European Commission predicts “significant recovery” of tourism this summer 

In an upbeat section of their latest economic forecasts, the European Commission envisages a “significant recovery” of tourism across the bloc this summer – with rural/ coastal destinations likely to benefit the most.

With regards to Portugal, there is ‘good news’ and ‘not-so-good news’.

The good is that forecasters see people coming on holiday this summer ‘more inclined to spend’ than they were last summer.

Reports describe the concept as “revenge consumption” – a response to the months in which populations were locked down with very little to spend their money on.

This of course doesn’t apply to the hundreds of thousands of people who may have lost wages, jobs and/ or businesses. 

But the Commission is adamant: there will be a strong recovery of national tourism – principally in holidays within the EU – even if the sector as a whole remains below pre-crisis levels until at least the end of 2022.

Key operators in Portugal’s tourism sector show some optimism in this regard, but are still erring on the side of caution.

José Theotónio , CEO of the Pestana hotel chain, told ECO online: “Right now it’s still very difficult to predict”.

Improvement will be “gradual”, he suggests. “Better than 2020 but still a long way from 2019”.

It won’t be “a summer totally lost, but it won’t be normal either”.

Says ECO, Pestana’s expectations are for “something” to start opening up in the second trimester (April to June), “which contrasts with the sector’s earlier expectations that Easter could signal the return to demand”. That notion “has already fallen to the ground”, particularly since the announcements made yesterday by President Marcelo and PM António Costa (click here).

Eduardo Miranda, president of the Alojamento Local (short-term holiday rentals) association is equally uncertain.

Says ECO, Brussels experts don’t give any concrete figures for the recovery of tourism in 2021 – and they admit that business trips and urban tourism will remain ‘strongly compromised’.

But that favours destinations like the Algarve.

Said José Theotónio: “It’s true, people will be looking more at the interior, but the sun and beach are going to be the most sought-after product, I have no doubts about that”.

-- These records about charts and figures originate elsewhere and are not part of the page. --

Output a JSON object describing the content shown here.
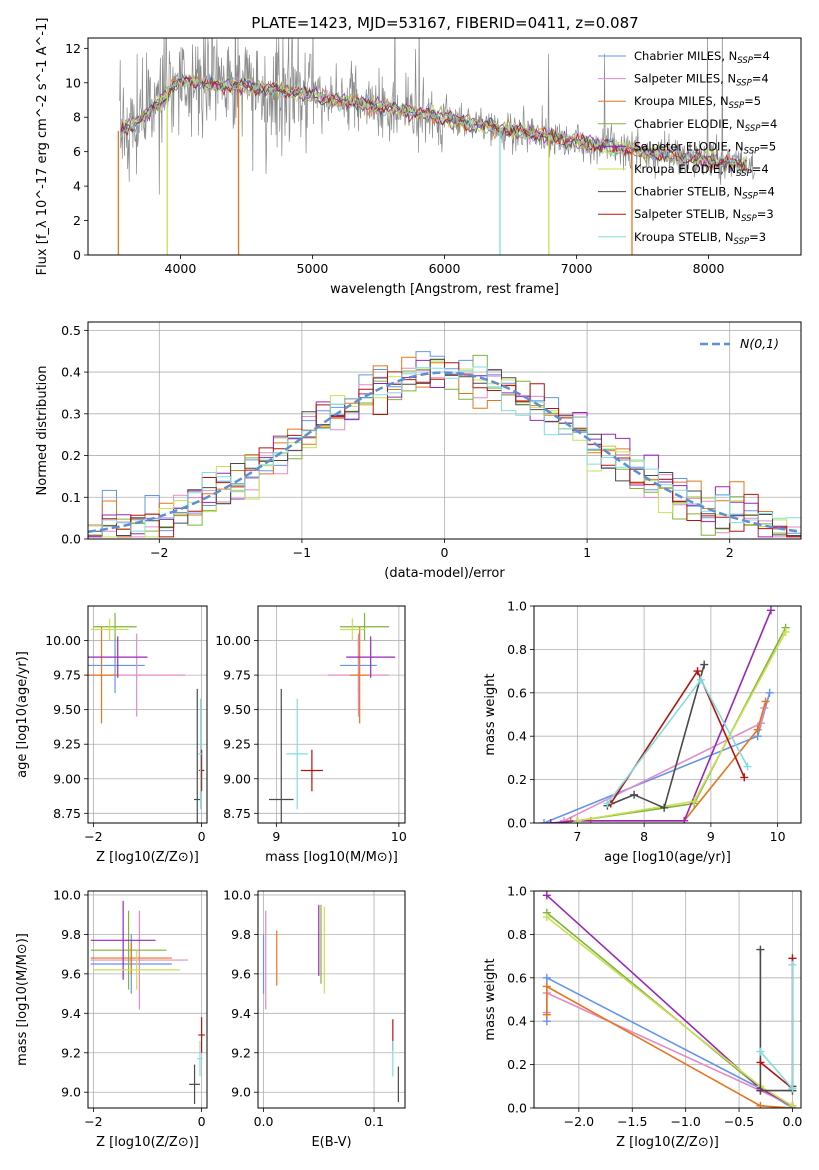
{
  "figure": {
    "title": "PLATE=1423, MJD=53167, FIBERID=0411, z=0.087"
  },
  "colors": {
    "blue": "#6495ed",
    "pink": "#e58ac8",
    "orange": "#e8741e",
    "green": "#7fb33b",
    "purple": "#9a27b8",
    "yellowgreen": "#c9e052",
    "dark": "#4a4a4a",
    "red": "#b5140e",
    "cyan": "#80dde0",
    "data": "#8a8a8a"
  },
  "chart_data": [
    {
      "id": "spectrum",
      "type": "line",
      "xlabel": "wavelength [Angstrom, rest frame]",
      "ylabel": "Flux [f_λ 10^-17 erg cm^-2 s^-1 A^-1]",
      "xlim": [
        3300,
        8700
      ],
      "ylim": [
        0,
        12.6
      ],
      "xticks": [
        4000,
        5000,
        6000,
        7000,
        8000
      ],
      "yticks": [
        0,
        2,
        4,
        6,
        8,
        10,
        12
      ],
      "grid": false,
      "legend_position": "top-right",
      "continuum": {
        "x": [
          3550,
          3650,
          3750,
          3850,
          3950,
          4050,
          4150,
          4300,
          4500,
          4700,
          4900,
          5100,
          5300,
          5500,
          5700,
          5900,
          6100,
          6300,
          6500,
          6700,
          6900,
          7100,
          7300,
          7500,
          7700,
          7900,
          8100,
          8300
        ],
        "y": [
          7.2,
          7.6,
          8.2,
          9.0,
          9.8,
          10.2,
          10.0,
          9.8,
          9.8,
          9.6,
          9.4,
          9.1,
          8.9,
          8.6,
          8.4,
          8.1,
          7.8,
          7.5,
          7.2,
          7.0,
          6.7,
          6.5,
          6.2,
          6.0,
          5.8,
          5.6,
          5.4,
          5.2
        ]
      },
      "series": [
        {
          "name": "Chabrier MILES, N_SSP=4",
          "color_key": "blue"
        },
        {
          "name": "Salpeter MILES, N_SSP=4",
          "color_key": "pink"
        },
        {
          "name": "Kroupa MILES, N_SSP=5",
          "color_key": "orange"
        },
        {
          "name": "Chabrier ELODIE, N_SSP=4",
          "color_key": "green"
        },
        {
          "name": "Salpeter ELODIE, N_SSP=5",
          "color_key": "purple"
        },
        {
          "name": "Kroupa ELODIE, N_SSP=4",
          "color_key": "yellowgreen"
        },
        {
          "name": "Chabrier STELIB, N_SSP=4",
          "color_key": "dark"
        },
        {
          "name": "Salpeter STELIB, N_SSP=3",
          "color_key": "red"
        },
        {
          "name": "Kroupa STELIB, N_SSP=3",
          "color_key": "cyan"
        }
      ],
      "absorption_spikes": [
        {
          "x": 3530,
          "color_key": "orange"
        },
        {
          "x": 3900,
          "color_key": "yellowgreen"
        },
        {
          "x": 4440,
          "color_key": "orange"
        },
        {
          "x": 6420,
          "color_key": "cyan"
        },
        {
          "x": 6790,
          "color_key": "yellowgreen"
        },
        {
          "x": 7420,
          "color_key": "orange"
        }
      ]
    },
    {
      "id": "residuals",
      "type": "step",
      "xlabel": "(data-model)/error",
      "ylabel": "Normed distribution",
      "xlim": [
        -2.5,
        2.5
      ],
      "ylim": [
        0,
        0.52
      ],
      "xticks": [
        -2,
        -1,
        0,
        1,
        2
      ],
      "yticks": [
        0.0,
        0.1,
        0.2,
        0.3,
        0.4,
        0.5
      ],
      "grid": true,
      "legend_position": "top-right",
      "reference_curve": {
        "name": "N(0,1)",
        "mean": 0,
        "sigma": 1
      },
      "bin_width": 0.1
    },
    {
      "id": "age_vs_Z",
      "type": "scatter",
      "xlabel": "Z [log10(Z/Z⊙)]",
      "ylabel": "age  [log10(age/yr)]",
      "xlim": [
        -2.1,
        0.1
      ],
      "ylim": [
        8.68,
        10.25
      ],
      "xticks": [
        -2,
        0
      ],
      "yticks": [
        8.75,
        9.0,
        9.25,
        9.5,
        9.75,
        10.0
      ],
      "grid": true,
      "points": [
        {
          "color_key": "blue",
          "x": -1.6,
          "y": 9.82,
          "xerr": 0.55,
          "yerr": 0.2
        },
        {
          "color_key": "pink",
          "x": -1.2,
          "y": 9.75,
          "xerr": 0.9,
          "yerr": 0.3
        },
        {
          "color_key": "orange",
          "x": -1.85,
          "y": 9.75,
          "xerr": 0.3,
          "yerr": 0.35
        },
        {
          "color_key": "green",
          "x": -1.6,
          "y": 10.1,
          "xerr": 0.4,
          "yerr": 0.1
        },
        {
          "color_key": "purple",
          "x": -1.55,
          "y": 9.88,
          "xerr": 0.55,
          "yerr": 0.15
        },
        {
          "color_key": "yellowgreen",
          "x": -1.7,
          "y": 10.08,
          "xerr": 0.35,
          "yerr": 0.08
        },
        {
          "color_key": "dark",
          "x": -0.08,
          "y": 8.85,
          "xerr": 0.06,
          "yerr": 0.8
        },
        {
          "color_key": "red",
          "x": 0.0,
          "y": 9.06,
          "xerr": 0.05,
          "yerr": 0.15
        },
        {
          "color_key": "cyan",
          "x": -0.02,
          "y": 9.18,
          "xerr": 0.04,
          "yerr": 0.4
        }
      ]
    },
    {
      "id": "age_vs_mass",
      "type": "scatter",
      "xlabel": "mass [log10(M/M⊙)]",
      "ylabel": "",
      "xlim": [
        8.85,
        10.05
      ],
      "ylim": [
        8.68,
        10.25
      ],
      "xticks": [
        9,
        10
      ],
      "yticks": [
        8.75,
        9.0,
        9.25,
        9.5,
        9.75,
        10.0
      ],
      "grid": true,
      "points": [
        {
          "color_key": "blue",
          "x": 9.67,
          "y": 9.82,
          "xerr": 0.15,
          "yerr": 0.2
        },
        {
          "color_key": "pink",
          "x": 9.67,
          "y": 9.75,
          "xerr": 0.25,
          "yerr": 0.3
        },
        {
          "color_key": "orange",
          "x": 9.68,
          "y": 9.75,
          "xerr": 0.08,
          "yerr": 0.35
        },
        {
          "color_key": "green",
          "x": 9.72,
          "y": 10.1,
          "xerr": 0.2,
          "yerr": 0.1
        },
        {
          "color_key": "purple",
          "x": 9.77,
          "y": 9.88,
          "xerr": 0.2,
          "yerr": 0.15
        },
        {
          "color_key": "yellowgreen",
          "x": 9.62,
          "y": 10.08,
          "xerr": 0.1,
          "yerr": 0.08
        },
        {
          "color_key": "dark",
          "x": 9.04,
          "y": 8.85,
          "xerr": 0.1,
          "yerr": 0.8
        },
        {
          "color_key": "red",
          "x": 9.29,
          "y": 9.06,
          "xerr": 0.09,
          "yerr": 0.15
        },
        {
          "color_key": "cyan",
          "x": 9.17,
          "y": 9.18,
          "xerr": 0.09,
          "yerr": 0.4
        }
      ]
    },
    {
      "id": "weight_vs_age",
      "type": "line",
      "xlabel": "age  [log10(age/yr)]",
      "ylabel": "mass weight",
      "xlim": [
        6.35,
        10.35
      ],
      "ylim": [
        0,
        1.0
      ],
      "xticks": [
        7,
        8,
        9,
        10
      ],
      "yticks": [
        0.0,
        0.2,
        0.4,
        0.6,
        0.8,
        1.0
      ],
      "grid": true,
      "series": [
        {
          "color_key": "blue",
          "x": [
            6.5,
            9.7,
            9.88
          ],
          "y": [
            0.0,
            0.4,
            0.6
          ]
        },
        {
          "color_key": "pink",
          "x": [
            6.8,
            9.75,
            9.8
          ],
          "y": [
            0.01,
            0.46,
            0.53
          ]
        },
        {
          "color_key": "orange",
          "x": [
            6.9,
            7.2,
            8.6,
            9.7,
            9.82
          ],
          "y": [
            0.01,
            0.01,
            0.01,
            0.43,
            0.56
          ]
        },
        {
          "color_key": "green",
          "x": [
            7.0,
            8.75,
            10.12
          ],
          "y": [
            0.01,
            0.09,
            0.9
          ]
        },
        {
          "color_key": "purple",
          "x": [
            6.6,
            7.0,
            8.6,
            9.9
          ],
          "y": [
            0.0,
            0.01,
            0.01,
            0.98
          ]
        },
        {
          "color_key": "yellowgreen",
          "x": [
            7.0,
            8.75,
            10.12
          ],
          "y": [
            0.01,
            0.1,
            0.88
          ]
        },
        {
          "color_key": "dark",
          "x": [
            7.45,
            7.85,
            8.3,
            8.9
          ],
          "y": [
            0.08,
            0.13,
            0.07,
            0.73
          ]
        },
        {
          "color_key": "red",
          "x": [
            7.5,
            8.8,
            9.5
          ],
          "y": [
            0.09,
            0.7,
            0.21
          ]
        },
        {
          "color_key": "cyan",
          "x": [
            7.45,
            8.85,
            9.55
          ],
          "y": [
            0.09,
            0.66,
            0.26
          ]
        }
      ]
    },
    {
      "id": "mass_vs_Z",
      "type": "scatter",
      "xlabel": "Z [log10(Z/Z⊙)]",
      "ylabel": "mass [log10(M/M⊙)]",
      "xlim": [
        -2.1,
        0.1
      ],
      "ylim": [
        8.92,
        10.02
      ],
      "xticks": [
        -2,
        0
      ],
      "yticks": [
        9.0,
        9.2,
        9.4,
        9.6,
        9.8,
        10.0
      ],
      "grid": true,
      "points": [
        {
          "color_key": "blue",
          "x": -1.3,
          "y": 9.65,
          "xerr": 0.75,
          "yerr": 0.15
        },
        {
          "color_key": "pink",
          "x": -1.15,
          "y": 9.67,
          "xerr": 0.9,
          "yerr": 0.25
        },
        {
          "color_key": "orange",
          "x": -1.3,
          "y": 9.68,
          "xerr": 0.75,
          "yerr": 0.08
        },
        {
          "color_key": "green",
          "x": -1.35,
          "y": 9.72,
          "xerr": 0.7,
          "yerr": 0.2
        },
        {
          "color_key": "purple",
          "x": -1.45,
          "y": 9.77,
          "xerr": 0.6,
          "yerr": 0.2
        },
        {
          "color_key": "yellowgreen",
          "x": -1.2,
          "y": 9.62,
          "xerr": 0.8,
          "yerr": 0.1
        },
        {
          "color_key": "dark",
          "x": -0.13,
          "y": 9.04,
          "xerr": 0.1,
          "yerr": 0.1
        },
        {
          "color_key": "red",
          "x": 0.0,
          "y": 9.29,
          "xerr": 0.06,
          "yerr": 0.09
        },
        {
          "color_key": "cyan",
          "x": -0.03,
          "y": 9.17,
          "xerr": 0.05,
          "yerr": 0.09
        }
      ]
    },
    {
      "id": "mass_vs_ebv",
      "type": "scatter",
      "xlabel": "E(B-V)",
      "ylabel": "",
      "xlim": [
        -0.005,
        0.128
      ],
      "ylim": [
        8.92,
        10.02
      ],
      "xticks": [
        0.0,
        0.1
      ],
      "yticks": [
        9.0,
        9.2,
        9.4,
        9.6,
        9.8,
        10.0
      ],
      "grid": true,
      "points": [
        {
          "color_key": "blue",
          "x": 0.0,
          "y": 9.65,
          "xerr": 0,
          "yerr": 0.15
        },
        {
          "color_key": "pink",
          "x": 0.002,
          "y": 9.67,
          "xerr": 0,
          "yerr": 0.25
        },
        {
          "color_key": "orange",
          "x": 0.012,
          "y": 9.68,
          "xerr": 0,
          "yerr": 0.14
        },
        {
          "color_key": "green",
          "x": 0.052,
          "y": 9.75,
          "xerr": 0,
          "yerr": 0.2
        },
        {
          "color_key": "purple",
          "x": 0.05,
          "y": 9.77,
          "xerr": 0,
          "yerr": 0.18
        },
        {
          "color_key": "yellowgreen",
          "x": 0.055,
          "y": 9.72,
          "xerr": 0,
          "yerr": 0.22
        },
        {
          "color_key": "dark",
          "x": 0.122,
          "y": 9.04,
          "xerr": 0,
          "yerr": 0.09
        },
        {
          "color_key": "red",
          "x": 0.117,
          "y": 9.29,
          "xerr": 0,
          "yerr": 0.08
        },
        {
          "color_key": "cyan",
          "x": 0.117,
          "y": 9.17,
          "xerr": 0,
          "yerr": 0.09
        }
      ]
    },
    {
      "id": "weight_vs_Z",
      "type": "line",
      "xlabel": "Z [log10(Z/Z⊙)]",
      "ylabel": "mass weight",
      "xlim": [
        -2.42,
        0.08
      ],
      "ylim": [
        0,
        1.0
      ],
      "xticks": [
        -2.0,
        -1.5,
        -1.0,
        -0.5,
        0.0
      ],
      "yticks": [
        0.0,
        0.2,
        0.4,
        0.6,
        0.8,
        1.0
      ],
      "grid": true,
      "series": [
        {
          "color_key": "blue",
          "x": [
            -2.3,
            -2.3,
            -0.3,
            0.0
          ],
          "y": [
            0.4,
            0.6,
            0.09,
            0.0
          ]
        },
        {
          "color_key": "pink",
          "x": [
            -2.3,
            -2.3,
            -0.3,
            0.0
          ],
          "y": [
            0.44,
            0.53,
            0.08,
            0.01
          ]
        },
        {
          "color_key": "orange",
          "x": [
            -2.3,
            -2.3,
            -0.3,
            0.0
          ],
          "y": [
            0.43,
            0.56,
            0.01,
            0.0
          ]
        },
        {
          "color_key": "green",
          "x": [
            -2.3,
            -0.3,
            0.0
          ],
          "y": [
            0.9,
            0.09,
            0.01
          ]
        },
        {
          "color_key": "purple",
          "x": [
            -2.3,
            -0.3,
            0.0
          ],
          "y": [
            0.98,
            0.09,
            0.01
          ]
        },
        {
          "color_key": "yellowgreen",
          "x": [
            -2.3,
            -0.3,
            0.0
          ],
          "y": [
            0.88,
            0.1,
            0.01
          ]
        },
        {
          "color_key": "dark",
          "x": [
            -0.3,
            -0.3,
            0.0,
            0.0
          ],
          "y": [
            0.73,
            0.08,
            0.08,
            0.1
          ]
        },
        {
          "color_key": "red",
          "x": [
            -0.3,
            0.0,
            0.0
          ],
          "y": [
            0.21,
            0.09,
            0.69
          ]
        },
        {
          "color_key": "cyan",
          "x": [
            -0.3,
            0.0,
            0.0
          ],
          "y": [
            0.26,
            0.09,
            0.66
          ]
        }
      ]
    }
  ]
}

For Eduardo Miranda, Portugal’s vaccination programme – and the delivery of promised vaccines in time – is key as it will reduce pressure on hospitals, and allow for reduction in the level of restrictions “giving tourism some breathing space”.

Mr Miranda believes tourism will only start returning significantly when there is ‘herd immunity’ (which in Portugal is unlikely before September).

Now for the ‘not-so-good’ part of the European Commission’s predictions: “with the country in the world’s spotlight at the beginning of 2021 due to maximum levels of people infected and deaths, operators fear reputational damage”, say ECO.

According to José Theotónio, the UK’s closing of borders against travellers from Portugal “in the face of competition from destinations in Spain, Italy and Greece” could be another cause for ‘medium term damage’.

But in a week when over 46,573 people have been pronounced ‘recovered’ from active Covid infections, and numbers in hospital are ‘dropping’ as are deaths, the European Commission’s optimism – along with news of recovery funding closer to being on its way – is a welcome ray of sunshine.